This what Harper’s Ferry looks like at 8:00am on Memorial Day. A far cry from the shoulder to shoulder crowds from the previous day. You can take a breath and figure out what you’re going to shoot and how you’re going to shoot it. Best of all, the sun isn’t beating you down into the pavement – yet. I’d actually ridden down this street from the top about an hour previous. None of the parking was opened up yet so I just rode on through and went up to the main parking area at the top of the hill. I then took the free shuttle back down. Do yourself a favour, always take the shuttle.
I stooged around in the town for a bit, taking a shot of the Firehouse, which was a significant building during the raid.
I wandered out onto the walkway that crosses the river there as part of the Appalatian Trail. The trail crosses on an old but still functioning rail bridge. The view up the river from the crossing was pretty cool and I got to try out my new neutral density filter.
There was spider’s web everywhere. I though the way the web looked in the Iron strapping of the bridge particularly beautiful in the morning sunlight and ot provided an interesting statement about the strength of the iron and the strength of the web.
I spent a while taking pictures of this but I could hear traffic building back in Harper’s Ferry and that meant the crowds were creeping back in to the place. So I packed up my tripod and went back to get some more shots of the town proper.

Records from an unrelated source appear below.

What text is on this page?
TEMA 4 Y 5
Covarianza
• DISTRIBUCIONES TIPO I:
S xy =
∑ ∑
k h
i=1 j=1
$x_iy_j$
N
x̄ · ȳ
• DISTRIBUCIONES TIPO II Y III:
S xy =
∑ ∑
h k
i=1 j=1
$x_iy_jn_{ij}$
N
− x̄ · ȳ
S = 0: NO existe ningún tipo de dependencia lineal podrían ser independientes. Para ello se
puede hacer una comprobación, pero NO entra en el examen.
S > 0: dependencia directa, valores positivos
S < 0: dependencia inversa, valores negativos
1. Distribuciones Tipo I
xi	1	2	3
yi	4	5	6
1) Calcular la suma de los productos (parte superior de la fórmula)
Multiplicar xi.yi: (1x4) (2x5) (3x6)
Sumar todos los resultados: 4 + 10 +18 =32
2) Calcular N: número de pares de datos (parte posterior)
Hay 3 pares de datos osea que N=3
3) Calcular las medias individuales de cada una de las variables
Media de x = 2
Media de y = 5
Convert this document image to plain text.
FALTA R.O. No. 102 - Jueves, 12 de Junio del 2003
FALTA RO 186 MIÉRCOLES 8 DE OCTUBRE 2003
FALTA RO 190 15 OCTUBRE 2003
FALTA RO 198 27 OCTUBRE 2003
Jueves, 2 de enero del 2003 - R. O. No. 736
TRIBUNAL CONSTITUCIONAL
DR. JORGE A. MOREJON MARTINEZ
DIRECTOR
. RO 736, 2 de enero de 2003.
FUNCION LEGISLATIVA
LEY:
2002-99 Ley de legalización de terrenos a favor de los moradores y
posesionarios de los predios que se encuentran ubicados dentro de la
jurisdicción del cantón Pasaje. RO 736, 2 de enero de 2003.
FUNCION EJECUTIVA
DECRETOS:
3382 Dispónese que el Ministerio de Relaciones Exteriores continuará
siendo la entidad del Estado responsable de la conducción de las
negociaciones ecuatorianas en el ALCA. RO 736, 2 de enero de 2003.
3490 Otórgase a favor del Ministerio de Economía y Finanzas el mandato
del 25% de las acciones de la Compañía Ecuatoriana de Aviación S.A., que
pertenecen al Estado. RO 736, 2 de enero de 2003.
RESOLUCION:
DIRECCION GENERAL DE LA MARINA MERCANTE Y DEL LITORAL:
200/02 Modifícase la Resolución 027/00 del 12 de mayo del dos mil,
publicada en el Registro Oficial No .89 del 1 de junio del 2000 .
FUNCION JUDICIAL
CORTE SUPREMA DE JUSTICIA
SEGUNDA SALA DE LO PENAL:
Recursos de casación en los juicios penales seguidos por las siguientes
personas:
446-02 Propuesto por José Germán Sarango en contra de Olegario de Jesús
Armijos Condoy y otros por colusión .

The crowds were building and I was itching to get back on the bike. Just after taking this shot I ran back in to my 101st Airborne buddy. He was hanging round a little longer, so we wished each other well and I grabbed the shuttle back up to the main parking lot. The heat had pretty much beaten me as far as gear went. It was jeans a T-Shirt and a Dutch BDU jacket I picked up for $20 in Gettysburg just to keep the Sun off of my arms. I wasn’t blasting down the interstate so I figured my chances of a serious off weren’t that high. So once I got my gear squared away, it was jacket on, leg over the bike, hit the go button and head for Manassas.
I swung out onto 340 and took a hard right at SR-671 and headed South until I turned left on the Old Charles Town Pike. It’s nice and rural with decent elevation changes which keeps it interesting. The GPS wanted to take me by Dulles but I opted to go past Leesburg because the call of the Steven F Udvar Hazy Aviation Museum was strong and I’d have easily been sucked inside to spend the day staring at incredible flying machines. The new route kept the runways firmly between me and temptation.
Manassas was the first major battle fought between the North and the South. Neither side had been really blooded yet and each side boasted that they’d been victorious by Christmas, a refrain used by every army in history, just substitute a winter festival of your choice. You can Google the details of the fight if you want. The South ultimately won the battle but not without loss. I paid my three dollars and walked out onto the battlefield just behind the visitor center. The Civil War can sort of get to you. Like most Civil Wars, it’s never about what people say it’s about but then I guess that applies to a great number of conflicts, even today. But you do or at least I did, sort of hit your fill of it. I hopped back on the bike and rode over to the Confederate Graveyard, where a full blown memorial service was in full swing.
The service was followed by a 21 gun salute with musket, which was impressive if not a little ragged in its execution. Reenactors were there in full Confederate Butternut and the flashy red and blue of the Zuaves.
There was a demonstration of one of the first bolt action rifles that came late in the war on the union side. About twenty odd years too late to make any impact on the Confederates but it knocked the shit out of the Spanish in the Philippine War. The whole thing was topped off by firing a Parrot Canon, which sound and fury wise was truly impressive and a decent reason for me to beat feet before the crowd dispersed.
For me, the Civil War trail was done. Tomorrow I was going to ride down a chunk of the Blue Ridge Parkway and then work my way back up to Michael’s place on the back roads and trails.